Richie Anne Castillo, down sendromlu babası nedeniyle yaşamı boyunca zorbalığa maruz kalsa da onu sevmekten hiç vazgeçmedi. Babasının doğum gününde duygularını paylaşan Richie Anne’in postu, birçok insanın kalbine dokundu.
“Sevgili Babam,
Bugün senin yaşamında olduça özel ve mucizevi bir gün. Bugün 50 yaşına giriyorsun ve böylesi güzel ve uzun yaşamına devam ettiğin için çok mutluyum. Doktorlar bile hala şaşırıyor. Facebook’un olmadığı için bunu okuyup okuyamayacağını bilmiyorum ama babam olduğun için duyduğum gururu tüm dünyanın bilmesini istiyorum. Tüm dünyanın içinin ve dışının ne kadar güzel olduğunu bilmesini istiyorum.
Baba, insanlarla yüzleşmek için gereken cesareti toplamam çok uzun zamanımı aldı. İlkokulda senin farklı olduğun söylendiği için çok zorlandım. Bir çocuk olarak ben seni farklı görmüyordum, ben seni benim babam olarak görüyordum. İnsanların neden benimle dalga geçtiğini anlayamıyordum. Bunu anladığımda ise korktum. Sen, benim gibi korkak bir kız çocuğundan daha fazlasını hak ediyorsun. Sen tıpkı diğer down sendromlu insanlar gibi sevgiyi, anlayışı, sabrı ve olduğun gibi kabul edilmeyi hak ediyorsun. İşte buradayım. Sana daha önce hiç yapmadığım bir doğum günü mektubu yazıyorum. Bunu ve fazlasını çoktan hak etmiştin.
Baba, sen tanıdığım en güçlü ve cesur insansın.

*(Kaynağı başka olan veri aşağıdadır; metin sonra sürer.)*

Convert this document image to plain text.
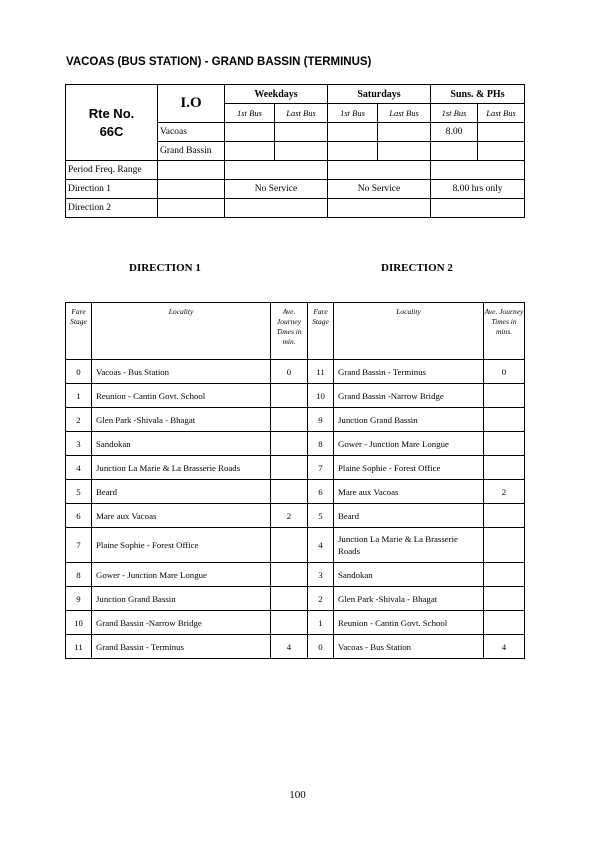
VACOAS (BUS STATION) - GRAND BASSIN (TERMINUS)
Rte No.
66C	I.O	Weekdays		Saturdays		Suns. & PHs	
		1st Bus	Last Bus	1st Bus	Last Bus	1st Bus	Last Bus
	Vacoas					8.00	
	Grand Bassin						
Period Freq. Range							
Direction 1		No Service		No Service		8.00 hrs only	
Direction 2							
DIRECTION 1	DIRECTION 2
Fare Stage	Locality	Ave. Journey Times in min.	Fare Stage	Locality	Ave. Journey Times in mins.
0	Vacoas - Bus Station	0	11	Grand Bassin - Terminus	0
1	Reunion - Cantin Govt. School		10	Grand Bassin -Narrow Bridge	
2	Glen Park -Shivala - Bhagat		9	Junction Grand Bassin	
3	Sandokan		8	Gower - Junction Mare Longue	
4	Junction La Marie & La Brasserie Roads		7	Plaine Sophie - Forest Office	
5	Beard		6	Mare aux Vacoas	2
6	Mare aux Vacoas	2	5	Beard	
7	Plaine Sophie - Forest Office		4	Junction La Marie & La Brasserie Roads	
8	Gower - Junction Mare Longue		3	Sandokan	
9	Junction Grand Bassin		2	Glen Park -Shivala - Bhagat	
10	Grand Bassin -Narrow Bridge		1	Reunion - Cantin Govt. School	
11	Grand Bassin - Terminus	4	0	Vacoas - Bus Station	4
100
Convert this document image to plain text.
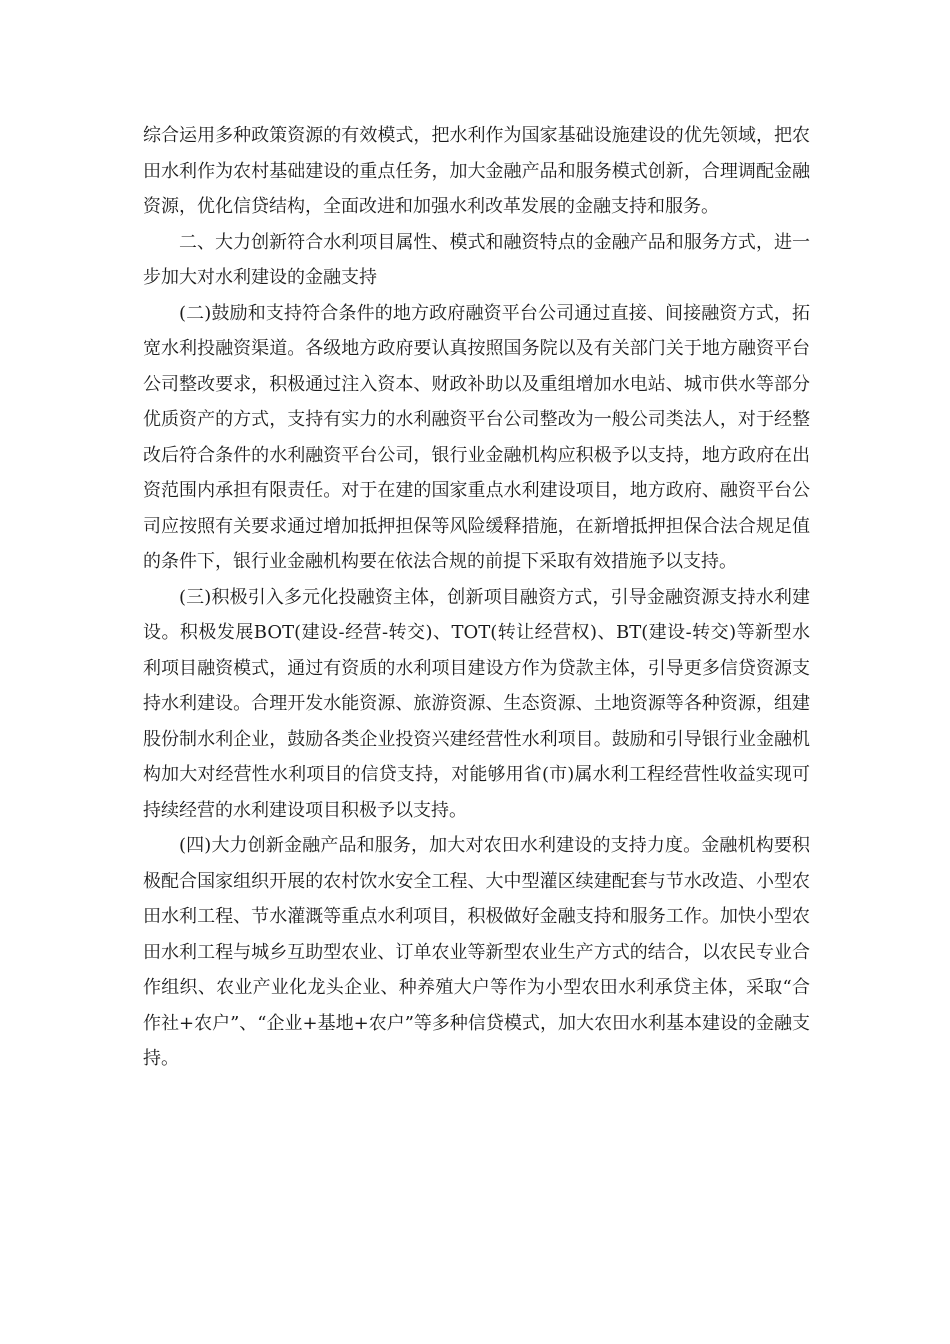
综合运用多种政策资源的有效模式，把水利作为国家基础设施建设的优先领域，把农田水利作为农村基础建设的重点任务，加大金融产品和服务模式创新，合理调配金融资源，优化信贷结构，全面改进和加强水利改革发展的金融支持和服务。

二、大力创新符合水利项目属性、模式和融资特点的金融产品和服务方式，进一步加大对水利建设的金融支持

(二)鼓励和支持符合条件的地方政府融资平台公司通过直接、间接融资方式，拓宽水利投融资渠道。各级地方政府要认真按照国务院以及有关部门关于地方融资平台公司整改要求，积极通过注入资本、财政补助以及重组增加水电站、城市供水等部分优质资产的方式，支持有实力的水利融资平台公司整改为一般公司类法人，对于经整改后符合条件的水利融资平台公司，银行业金融机构应积极予以支持，地方政府在出资范围内承担有限责任。对于在建的国家重点水利建设项目，地方政府、融资平台公司应按照有关要求通过增加抵押担保等风险缓释措施，在新增抵押担保合法合规足值的条件下，银行业金融机构要在依法合规的前提下采取有效措施予以支持。

(三)积极引入多元化投融资主体，创新项目融资方式，引导金融资源支持水利建设。积极发展BOT(建设-经营-转交)、TOT(转让经营权)、BT(建设-转交)等新型水利项目融资模式，通过有资质的水利项目建设方作为贷款主体，引导更多信贷资源支持水利建设。合理开发水能资源、旅游资源、生态资源、土地资源等各种资源，组建股份制水利企业，鼓励各类企业投资兴建经营性水利项目。鼓励和引导银行业金融机构加大对经营性水利项目的信贷支持，对能够用省(市)属水利工程经营性收益实现可持续经营的水利建设项目积极予以支持。

(四)大力创新金融产品和服务，加大对农田水利建设的支持力度。金融机构要积极配合国家组织开展的农村饮水安全工程、大中型灌区续建配套与节水改造、小型农田水利工程、节水灌溉等重点水利项目，积极做好金融支持和服务工作。加快小型农田水利工程与城乡互助型农业、订单农业等新型农业生产方式的结合，以农民专业合作组织、农业产业化龙头企业、种养殖大户等作为小型农田水利承贷主体，采取“合作社+农户”、“企业+基地+农户”等多种信贷模式，加大农田水利基本建设的金融支持。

Hayatın boyunca doktorda yapılan sayısız iğneye, ameliyatlara katlandın. Hayatın boyunca diyaliz ve birçok sınırlamayla yaşamak zorunda kaldın. Ama hiç şikayet etmedin.
Sen en güçlüsüsün çünkü tüm o ameliyatlara, hastanede geçen gecelere rağmen hep “Korkmuyorum; çünkü Tanrı’ya güveniyorum” dedin. Diyalizde geçen uzun günlerden sonra da yüzünde hep kocaman bir gülümseme oldu. Sen en cesurusun çünkü çok şey yaşadın ve bir kez bile korkmadın. Kendimi senin yerine koymayı hayal bile edemiyorum.
Seni artık yorulduğunu söylediğin en kötü halinde de gördüm. “Yoruldum, artık acı veriyor” dediğini duymak beni günlerce ağlatmıştı ve o günden sonra hastaneye geri dönemedim. Dizindeki incinme yüzünden ağladığını gördüm. Çektiğin acıyı hissedemedim ama bunların son bulmasını ve bir daha acı çekmemeni diledim. Dişlerini kaybettin ama bundan hiç rahatsız olmadın ve sevdiğin yemekleri yemeyi sürdürdün. Protezlerini her zaman kaybettin. HAHAHA! Ve bunu bilerek yaptığını biliyorum. Dişlerin ve saçların varken nasıl göründüğünü unuttum.
Baba, senin için yeterli bir kız olmadığım için duyduğum üzüntüyü ifade eden hiçbir kelime yok. Seni plaja daha sık götürmediğim için, sizi daha sık ziyaret etmediğim için çok üzgünüm. Pişman olduğum tek bir şey varsa, o da seni hayatıma daha çok dahil etmemek. Çünkü ben zorbalıktan korkan küçük bir çocuktum. Ama seni tahmin edemeyeceğin kadar çok seviyorum. Baba, her zaman senden ilham aldım. Bu kadar zeki biri olman inanılmaz bir şey.
Sen herkesi kendine hayran bırakıyorsun ve bunu biliyorsun. Herkesin yüzüne kocaman bir gülümseme yerleştirebiliyorsun. İnsanları bir o kadar rahatsız edebilsen de seni her zaman seviyoruz. Biliyorum, iyi günlerin ve kötü günlerin oldu. Senin kötü günlerin, bizim de kötü günlerimizdi, haha. O anlarda kabalaşırdın ve ben dahil etrafındaki herkesi kendinden uzaklaştırırdın. Ama bu sensin ve sorun değil. Farklı olman sorun değil.
Senin hakkında uzun süre konuşmaya devam edebilirim. 50. yaş günün kutlu olsun baba! Bana hep bir tanen olduğumu söylediğin için teşekkür ederim. Ben hep senin küçük kızın olarak kalacağım. Sayende ve sana olan sevgim nedeniyle güçlü ve cesurum baba. Artık kendimi zorbalıklara karşı koruyacak kadar büyüdüğümü düşünüyorum. Kucak dolusu sevgiler, kızın.”